Israel and the US Pentagon have both subsequently claimed that a terrorist organization was behind the explosion, which was first attributed to an Israeli attack.

The act simply serves to exacerbate the already unstable situation in the area, and Iran has already urged Islamic oil exporters to implement an oil embargo on Israel in light of the ongoing hostilities. Israel imports a bit more than 200Mbbls/d of oil, with the two biggest suppliers being Kazakhstan and Azerbaijan at the moment.

“If we were to see a disruption to these flows, given the relatively small volumes, Israel should be able to quite easily find alternatives”, ING commodities analysts said in a note.

Since the Russia-Ukraine war, the oil market has shown fairly effectively how trade flows may adapt to trade constraints, according to analysts. In related news, the Energy Information Administration (EIA) reported on Thursday that US commercial crude oil stocks dropped by 1.1% during the week ending October 13.

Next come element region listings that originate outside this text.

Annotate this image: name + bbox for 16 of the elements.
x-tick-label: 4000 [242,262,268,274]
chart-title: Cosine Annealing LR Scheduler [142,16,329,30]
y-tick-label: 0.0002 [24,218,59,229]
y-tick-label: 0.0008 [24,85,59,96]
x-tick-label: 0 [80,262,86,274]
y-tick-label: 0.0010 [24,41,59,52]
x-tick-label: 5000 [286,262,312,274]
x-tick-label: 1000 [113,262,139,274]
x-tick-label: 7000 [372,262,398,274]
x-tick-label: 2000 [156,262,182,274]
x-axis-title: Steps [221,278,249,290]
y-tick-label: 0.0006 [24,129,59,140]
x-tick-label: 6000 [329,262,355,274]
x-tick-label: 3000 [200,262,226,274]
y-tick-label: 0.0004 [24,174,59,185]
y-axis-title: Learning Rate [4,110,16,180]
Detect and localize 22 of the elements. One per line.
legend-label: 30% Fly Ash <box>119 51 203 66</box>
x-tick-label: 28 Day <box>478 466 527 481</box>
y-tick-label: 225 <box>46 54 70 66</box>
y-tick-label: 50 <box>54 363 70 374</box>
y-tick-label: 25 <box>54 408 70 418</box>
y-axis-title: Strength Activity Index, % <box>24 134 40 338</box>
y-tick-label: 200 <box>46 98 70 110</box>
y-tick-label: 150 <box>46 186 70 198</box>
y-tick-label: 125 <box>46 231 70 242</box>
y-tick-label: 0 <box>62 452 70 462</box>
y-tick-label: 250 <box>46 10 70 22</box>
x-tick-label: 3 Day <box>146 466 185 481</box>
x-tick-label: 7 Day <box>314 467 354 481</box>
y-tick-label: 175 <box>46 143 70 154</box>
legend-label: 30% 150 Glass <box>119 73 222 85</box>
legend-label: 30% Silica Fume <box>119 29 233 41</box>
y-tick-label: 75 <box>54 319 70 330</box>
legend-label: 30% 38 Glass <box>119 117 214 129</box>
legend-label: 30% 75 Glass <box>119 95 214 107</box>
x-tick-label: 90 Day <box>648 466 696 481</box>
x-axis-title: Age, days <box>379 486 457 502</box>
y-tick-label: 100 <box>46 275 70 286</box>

Contrary to the American Petroleum Institute’s prediction of a drop of about 4.4 million barrels, inventories decreased by about 4.5 million barrels to 419.7 million barrels. The information showed that last week’s strategic petroleum reserves, which are not included in commercial crude supplies, were steady at 351.3 million barrels.

Over the same time period, gasoline stocks decreased by around 2.4 million barrels to 223.3 million barrels. According to EIA statistics, US crude oil output fell by 1,000 barrels per day (bpd) to around 13.6 million bpd during the week ending Oct. 13.
US crude oil imports also fell by 387,000 bpd to about 5.94 million bpd over the same period, while crude oil exports surged by 2.23 million bpd to approximately 5.3 million bpd.

In the Short-Term Energy Outlook (STEO) released on Oct. 11, the EIA predicted that crude oil output in the country would reach an average of 12.92 million bpd this year. Next year, crude oil output in the country is expected to reach 13.12 million bpd.

Chinese macro data released yesterday came in stronger than expected, whilst the oil numbers were also supportive with refineries in China processing a record 15.5MMbbls/d of crude oil over the September.

In addition, domestic demand remains robust coming in at around 15.2MMbbls/d, up 3% month on month and 5% higher year on year. Given these stronger numbers, domestic crude oil inventories fell at a rate of around 200Mbbls/d last month.